Такое положение дел не претерпело существенных изменений вплоть до Третьей республики. В 1874 году офицер, докладывавший о положении дел в районе Азей-ле-Ридо (Индр-и-Луара).

Он счел нужным отметить, что "все говорят по-французски", так что, несмотря на то, что жители говорили на туренском наречии, он был в состоянии понять их. В 1877 г., отчитываясь о маршруте конвоя через Верхние Пиренеи, офицер жаловался, что, поскольку большинство жителей почти не понимают французского языка, часто приходится прибегать к услугам переводчика, чтобы получить от них хоть какую-то информацию. В том же году в Перигоре другой офицер отметил, что, хотя жители Перигё умеют говорить по-французски, они до

В 1879 г. фольклорист все еще мог опубликовать притчу о блудном сыне на 88 различных наречиях. В 1879 г. фольклорист все еще мог опубликовать притчу о блудном сыне на 88 различных патуа. Проезжая по Нижней Бретани в 1882 г., Мопассан обнаружил, что языковая ситуация мало изменилась со времени визита Флобера за два десятка лет до этого. Гостеприимство было таким же радушным, но информацию по-прежнему было трудно получить, "ибо часто в течение целой недели, бродя по деревням, не встретишь ни одного человека, который бы знал хоть слово по-французски". А на Парижской выставке 1889 г. операторы одной из достопримечательностей, маленькой узкоколейной железной дороги Decauville, сочли нужным напечатать свои предупреждающие плакаты на бретонском и провансальском языках, а также на французском. Конечно, тот, кто мог читать по-бретонски или по-провансальски, наверняка мог читать и по-французски.

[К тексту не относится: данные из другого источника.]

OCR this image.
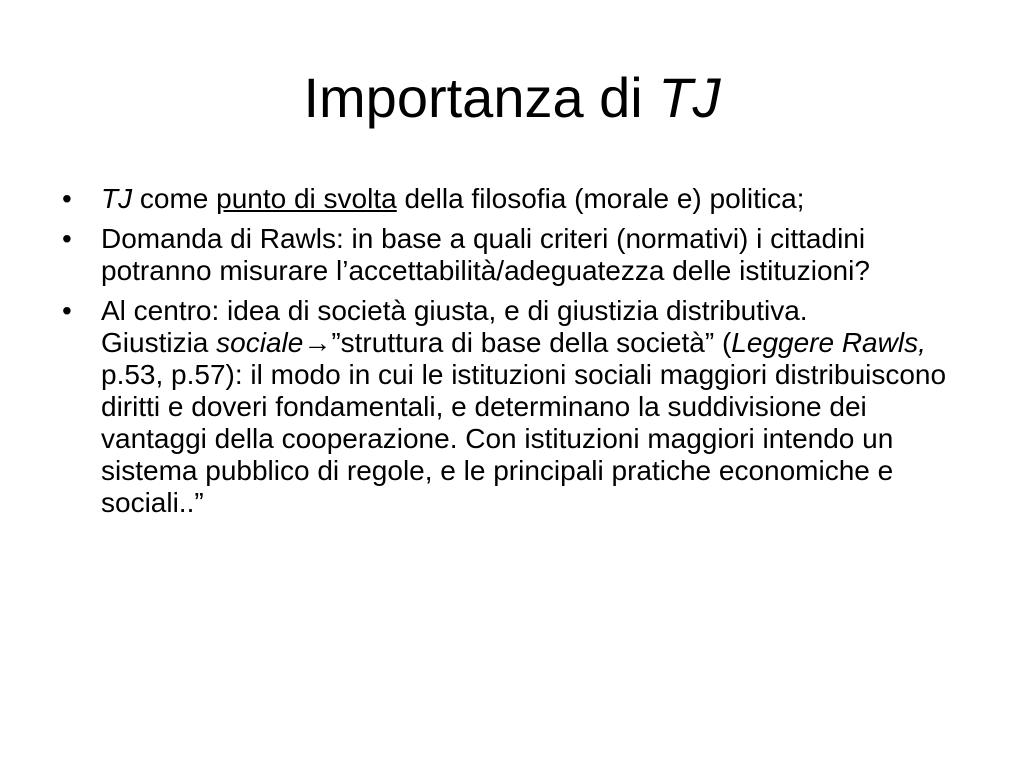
Importanza di TJ
• TJ come punto di svolta della filosofia (morale e) politica;
• Domanda di Rawls: in base a quali criteri (normativi) i cittadini potranno misurare l’accettabilità/adeguatezza delle istituzioni?
• Al centro: idea di società giusta, e di giustizia distributiva.
Giustizia sociale→”struttura di base della società” (Leggere Rawls, p.53, p.57): il modo in cui le istituzioni sociali maggiori distribuiscono diritti e doveri fondamentali, e determinano la suddivisione dei vantaggi della cooperazione. Con istituzioni maggiori intendo un sistema pubblico di regole, e le principali pratiche economiche e sociali..”
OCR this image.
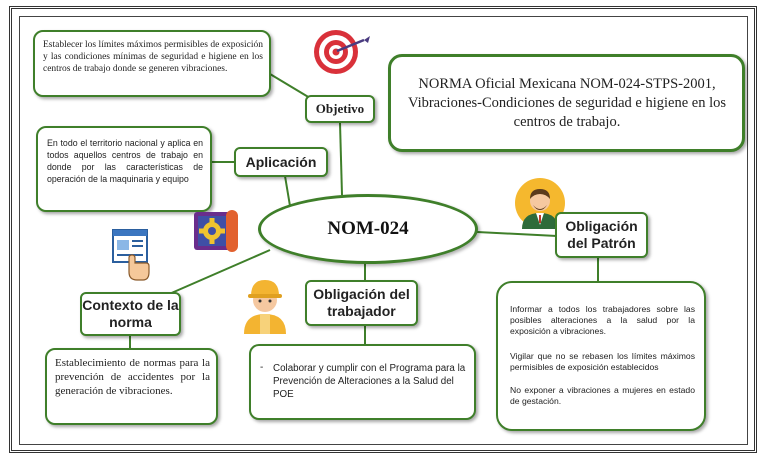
Establecer los límites máximos permisibles de exposición y las condiciones mínimas de seguridad e higiene en los centros de trabajo donde se generen vibraciones.
Objetivo
NORMA Oficial Mexicana NOM-024-STPS-2001, Vibraciones-Condiciones de seguridad e higiene en los centros de trabajo.
En todo el territorio nacional y aplica en todos aquellos centros de trabajo en donde por las características de operación de la maquinaria y equipo
Aplicación
NOM-024
Obligación del trabajador
Obligación del Patrón
Informar a todos los trabajadores sobre las posibles alteraciones a la salud por la exposición a vibraciones.
Vigilar que no se rebasen los límites máximos permisibles de exposición establecidos
No exponer a vibraciones a mujeres en estado de gestación.
Contexto de la norma
Establecimiento de normas para la prevención de accidentes por la generación de vibraciones.
- Colaborar y cumplir con el Programa para la Prevención de Alteraciones a la Salud del POE
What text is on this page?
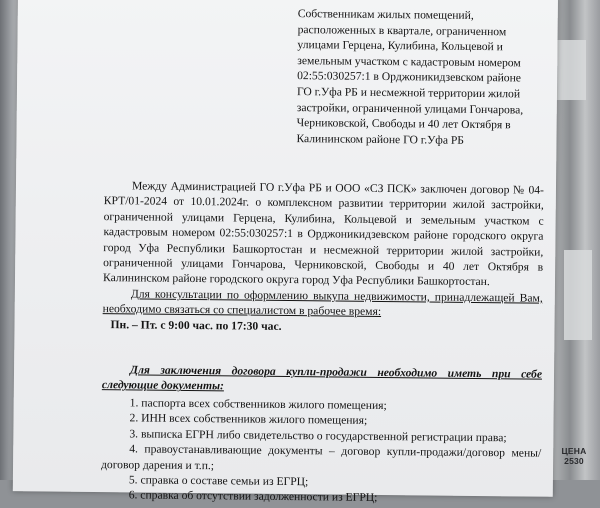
Собственникам жилых помещений,
расположенных в квартале, ограниченном
улицами Герцена, Кулибина, Кольцевой и
земельным участком с кадастровым номером
02:55:030257:1 в Орджоникидзевском районе
ГО г.Уфа РБ и несмежной территории жилой
застройки, ограниченной улицами Гончарова,
Черниковской, Свободы и 40 лет Октября в
Калининском районе ГО г.Уфа РБ

Между Администрацией ГО г.Уфа РБ и ООО «СЗ ПСК» заключен договор № 04-КРТ/01-2024 от 10.01.2024г. о комплексном развитии территории жилой застройки, ограниченной улицами Герцена, Кулибина, Кольцевой и земельным участком с кадастровым номером 02:55:030257:1 в Орджоникидзевском районе городского округа город Уфа Республики Башкортостан и несмежной территории жилой застройки, ограниченной улицами Гончарова, Черниковской, Свободы и 40 лет Октября в Калининском районе городского округа город Уфа Республики Башкортостан.

Для консультации по оформлению выкупа недвижимости, принадлежащей Вам, необходимо связаться со специалистом в рабочее время:

Пн. – Пт. с 9:00 час. по 17:30 час.

Для заключения договора купли-продажи необходимо иметь при себе следующие документы:

1. паспорта всех собственников жилого помещения;
2. ИНН всех собственников жилого помещения;
3. выписка ЕГРН либо свидетельство о государственной регистрации права;
4. правоустанавливающие документы – договор купли-продажи/договор мены/договор дарения и т.п.;
5. справка о составе семьи из ЕГРЦ;
6. справка об отсутствии задолженности из ЕГРЦ;
ЦЕНА
2530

Именно здесь полезную информацию (а иногда и полезные подсказки) предоставляют учителя и школьные инспекторы, с которыми мы еще встретимся в одной из следующих глав, посвященных образованию. Из их отчетов мы получаем картину сокращающихся, но все еще значительных территорий, где преобладал патуа. В Тарне в 1870-е годы язык патуа был слышен повсеместно. Так же обстояло дело и в Лимузене, одном из наиболее упорно сопротивляющихся регионов. В Верхней Вьенне даже учителя использовали патуа в деловой деятельности вне школы. Там, отмечал инспектор в 1881 г., французский язык не был обычным языком для большинства жителей, а те, кто им пользовался, искажали его. Французский язык оставался неопределенным для жителей ряда регионов и в ХХ веке, о чем свидетельствует полицейский отчет 1910 года о профсоюзном собрании, в котором отмечается, что лидер профсоюза из Тарна обратился к собравшимся "на плохом французском языке"?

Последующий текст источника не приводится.